• Van Weyenbergh Fine Art

Where to buy fine art to make a good investment, part 2 : Auction houses

Updated: Jul 21, 2019

Buying art in auction is very exciting, and it might be too exciting and keep you going to bid on an artwork way above the high estimate. If you are on “Prozac” don’t buy in auction, your euphoric state may make you over-pay for an artwork. I know someone it happened, he was still laughing after the auction! Emotions need to be under control if you are in an auction You have many auctions in the USA ( I show some of them in California, New York, Texas, etc here Some auction houses like Christie’s, Sotheby’s, Doyle New

-York, Bonhams, Heritage are the major players. All the professionals are studying these auctions scrupulously item by item.

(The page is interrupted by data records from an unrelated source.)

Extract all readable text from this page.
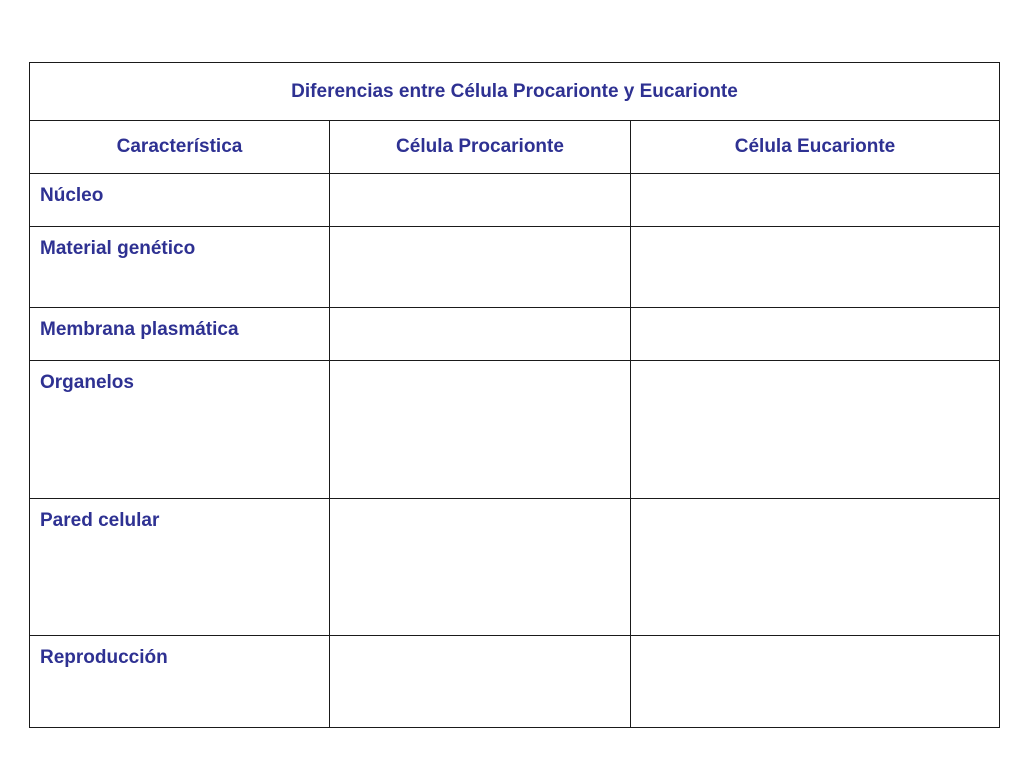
Diferencias entre Célula Procarionte y Eucarionte		
Característica	Célula Procarionte	Célula Eucarionte
Núcleo		
Material genético		
Membrana plasmática		
Organelos		
Pared celular		
Reproducción		
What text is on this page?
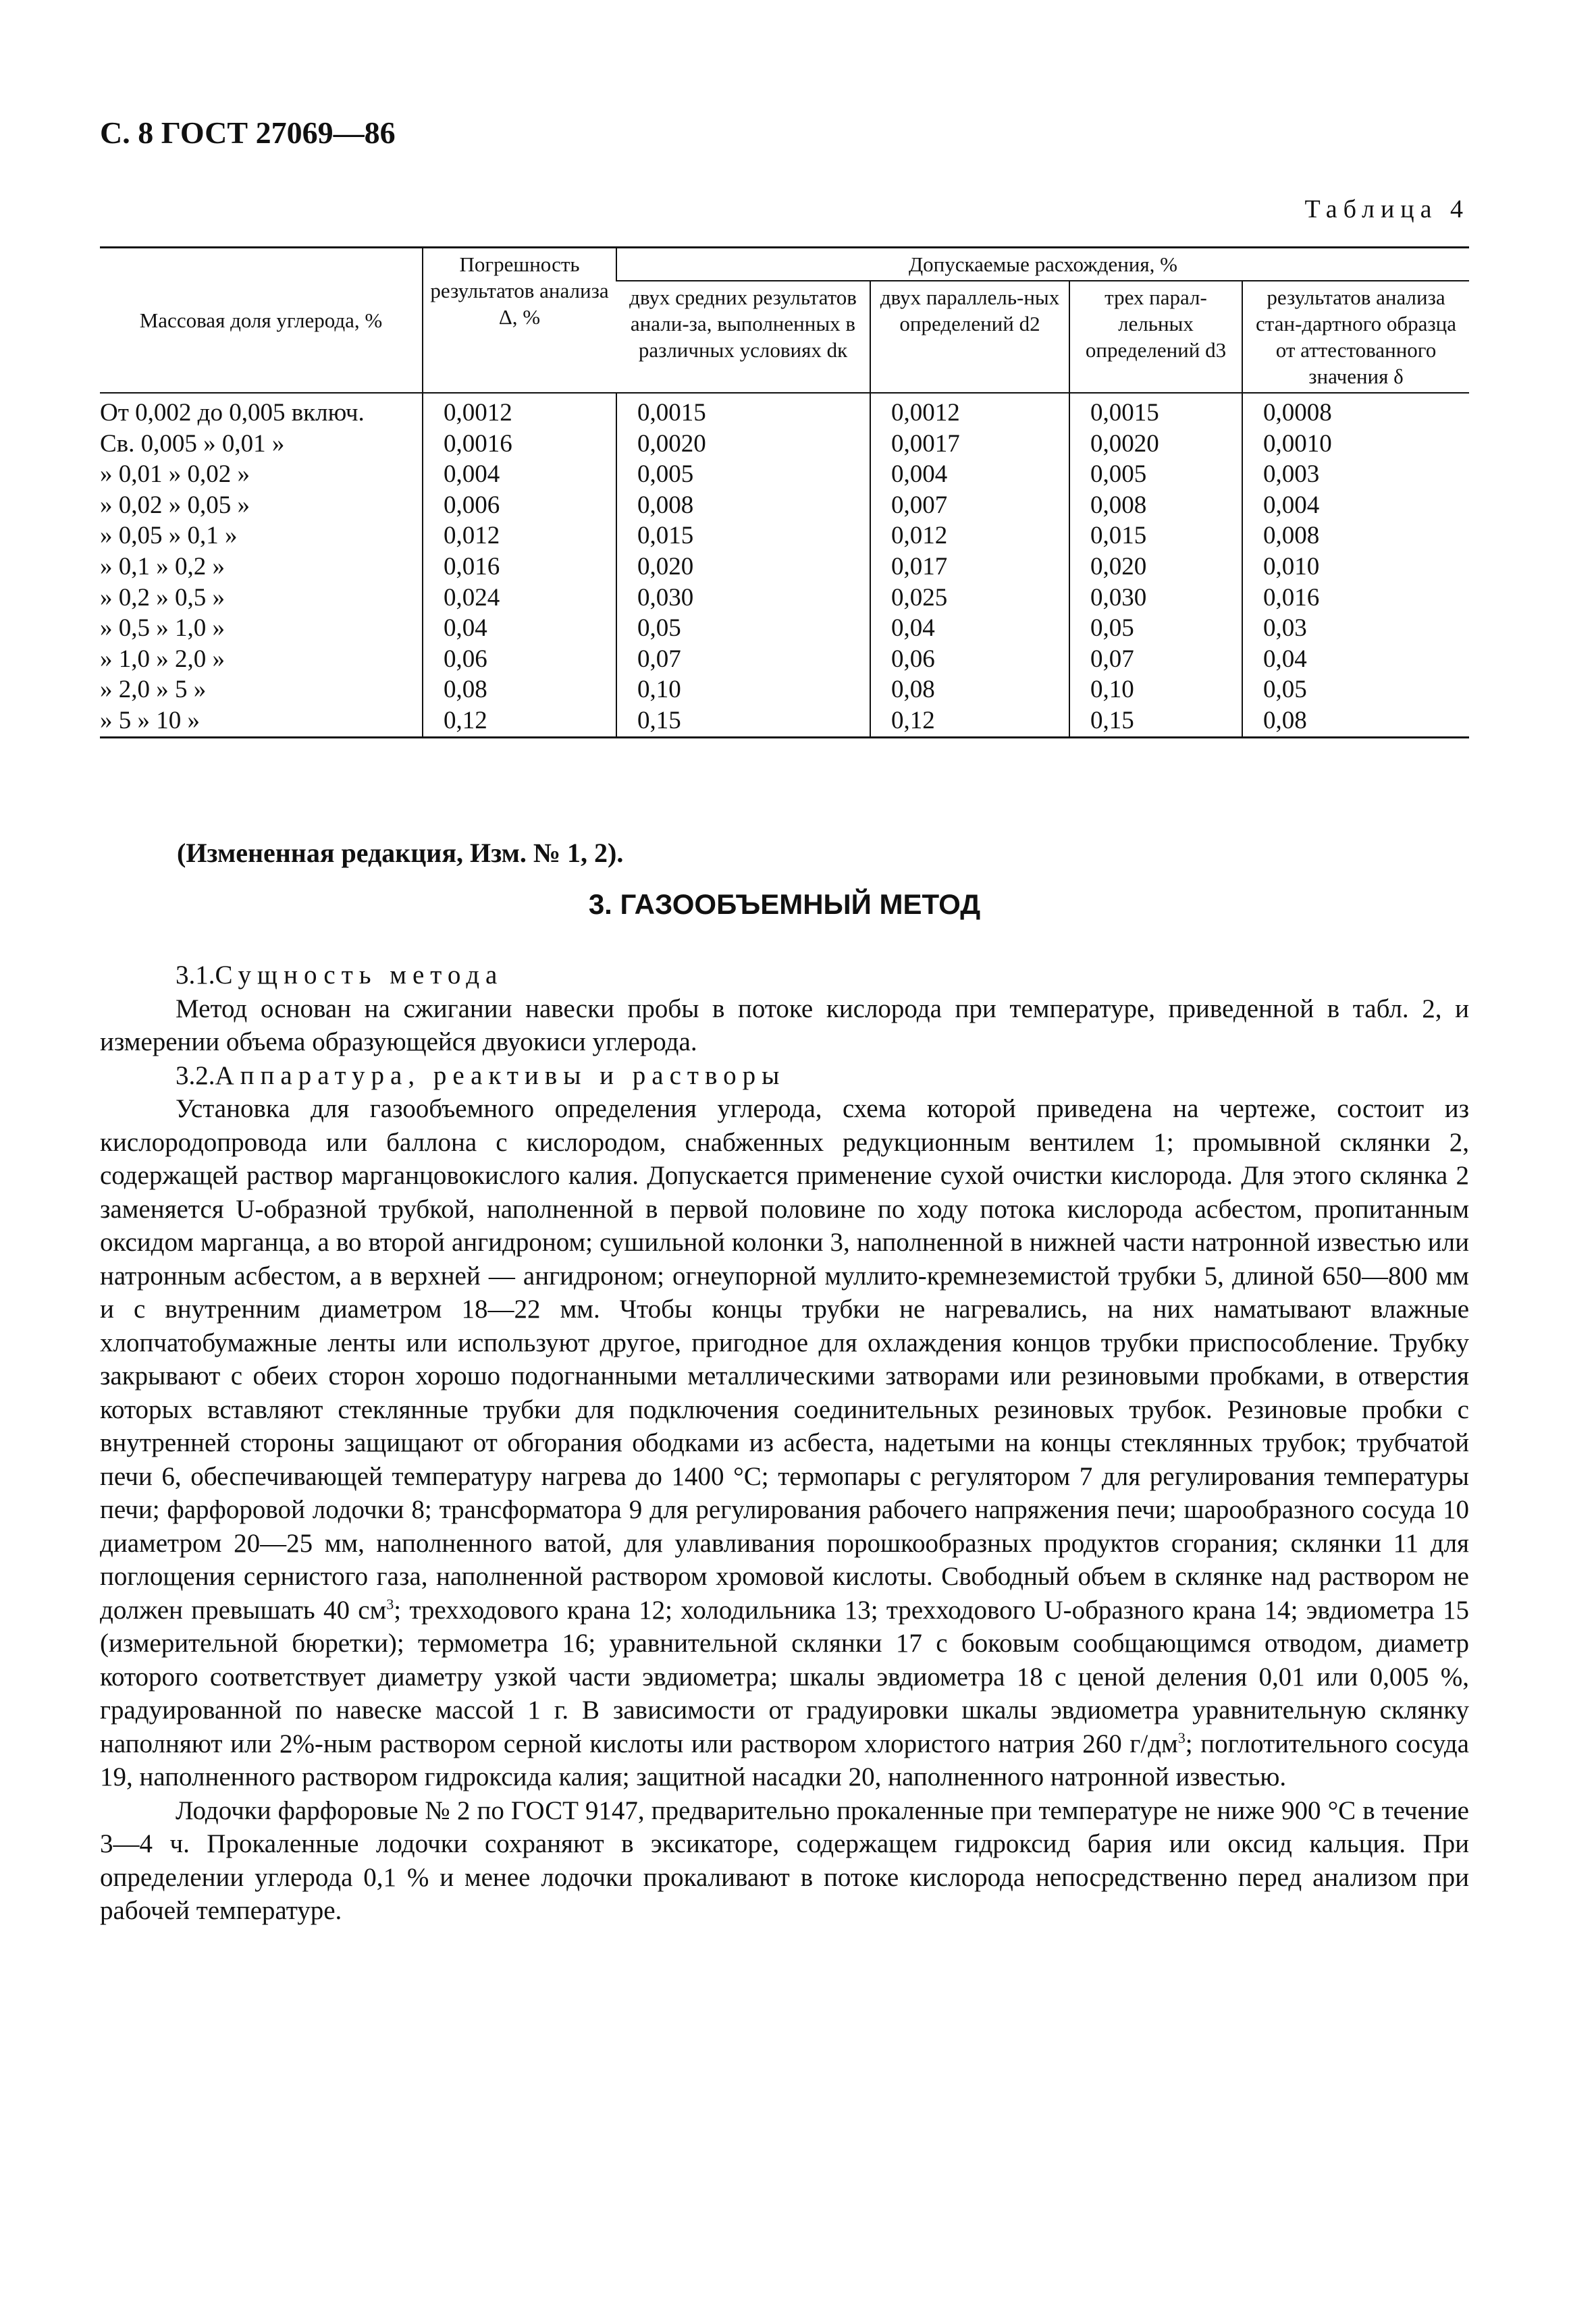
С. 8 ГОСТ 27069—86
Таблица 4
Массовая доля углерода, %	Погрешность результатов анализа Δ, %	Допускаемые расхождения, %			
		двух средних результатов анали-за, выполненных в различных условиях dк	двух параллель-ных определений d2	трех парал-лельных определений d3	результатов анализа стан-дартного образца от аттестованного значения δ
От 0,002 до 0,005 включ.	0,0012	0,0015	0,0012	0,0015	0,0008
Св. 0,005 » 0,01 »	0,0016	0,0020	0,0017	0,0020	0,0010
» 0,01 » 0,02 »	0,004	0,005	0,004	0,005	0,003
» 0,02 » 0,05 »	0,006	0,008	0,007	0,008	0,004
» 0,05 » 0,1 »	0,012	0,015	0,012	0,015	0,008
» 0,1 » 0,2 »	0,016	0,020	0,017	0,020	0,010
» 0,2 » 0,5 »	0,024	0,030	0,025	0,030	0,016
» 0,5 » 1,0 »	0,04	0,05	0,04	0,05	0,03
» 1,0 » 2,0 »	0,06	0,07	0,06	0,07	0,04
» 2,0 » 5 »	0,08	0,10	0,08	0,10	0,05
» 5 » 10 »	0,12	0,15	0,12	0,15	0,08
(Измененная редакция, Изм. № 1, 2).
3. ГАЗООБЪЕМНЫЙ МЕТОД

3.1.Сущность метода

Метод основан на сжигании навески пробы в потоке кислорода при температуре, приведенной в табл. 2, и измерении объема образующейся двуокиси углерода.

3.2.Аппаратура, реактивы и растворы

Установка для газообъемного определения углерода, схема которой приведена на чертеже, состоит из кислородопровода или баллона с кислородом, снабженных редукционным вентилем 1; промывной склянки 2, содержащей раствор марганцовокислого калия. Допускается применение сухой очистки кислорода. Для этого склянка 2 заменяется U-образной трубкой, наполненной в первой половине по ходу потока кислорода асбестом, пропитанным оксидом марганца, а во второй ангидроном; сушильной колонки 3, наполненной в нижней части натронной известью или натронным асбестом, а в верхней — ангидроном; огнеупорной муллито-кремнеземистой трубки 5, длиной 650—800 мм и с внутренним диаметром 18—22 мм. Чтобы концы трубки не нагревались, на них наматывают влажные хлопчатобумажные ленты или используют другое, пригодное для охлаждения концов трубки приспособление. Трубку закрывают с обеих сторон хорошо подогнанными металлическими затворами или резиновыми пробками, в отверстия которых вставляют стеклянные трубки для подключения соединительных резиновых трубок. Резиновые пробки с внутренней стороны защищают от обгорания ободками из асбеста, надетыми на концы стеклянных трубок; трубчатой печи 6, обеспечивающей температуру нагрева до 1400 °С; термопары с регулятором 7 для регулирования температуры печи; фарфоровой лодочки 8; трансформатора 9 для регулирования рабочего напряжения печи; шарообразного сосуда 10 диаметром 20—25 мм, наполненного ватой, для улавливания порошкообразных продуктов сгорания; склянки 11 для поглощения сернистого газа, наполненной раствором хромовой кислоты. Свободный объем в склянке над раствором не должен превышать 40 $см^3$; трехходового крана 12; холодильника 13; трехходового U-образного крана 14; эвдиометра 15 (измерительной бюретки); термометра 16; уравнительной склянки 17 с боковым сообщающимся отводом, диаметр которого соответствует диаметру узкой части эвдиометра; шкалы эвдиометра 18 с ценой деления 0,01 или 0,005 %, градуированной по навеске массой 1 г. В зависимости от градуировки шкалы эвдиометра уравнительную склянку наполняют или 2%-ным раствором серной кислоты или раствором хлористого натрия 260 $г/дм^3$; поглотительного сосуда 19, наполненного раствором гидроксида калия; защитной насадки 20, наполненного натронной известью.

Лодочки фарфоровые № 2 по ГОСТ 9147, предварительно прокаленные при температуре не ниже 900 °С в течение 3—4 ч. Прокаленные лодочки сохраняют в эксикаторе, содержащем гидроксид бария или оксид кальция. При определении углерода 0,1 % и менее лодочки прокаливают в потоке кислорода непосредственно перед анализом при рабочей температуре.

In these auction houses you will have to pay usually a fair market price. But still, I happened to buy for example, French or Belgian artists in these auctions when the auction was in the USA. Americans are less interested in Belgian artist as they are interested in American artists. The same for European auction houses selling American art, usually Belgian people are less interested in American artists, and you may make a very profitable investments. Of course I don’t speak about the big masters, Picasso, Chagall etc . I consider artists in the range of $ 10,000 up to $ 100,000. When you buy in auction, please verify the auction premium, and if you buy in a foreign country check to see if there are export taxes to pay like in Argentina where you will pay a supplementary tax of 5% besides the premium in auction. If you buy an artwork in France, you receive automatically a warranty of authenticity valid for 30 years. French auctioneers are all lawyers, nominated by the French government; usually the premiums are from 20% up to 30 %, which are the same premiums as in Sotheby’s or Christie’s.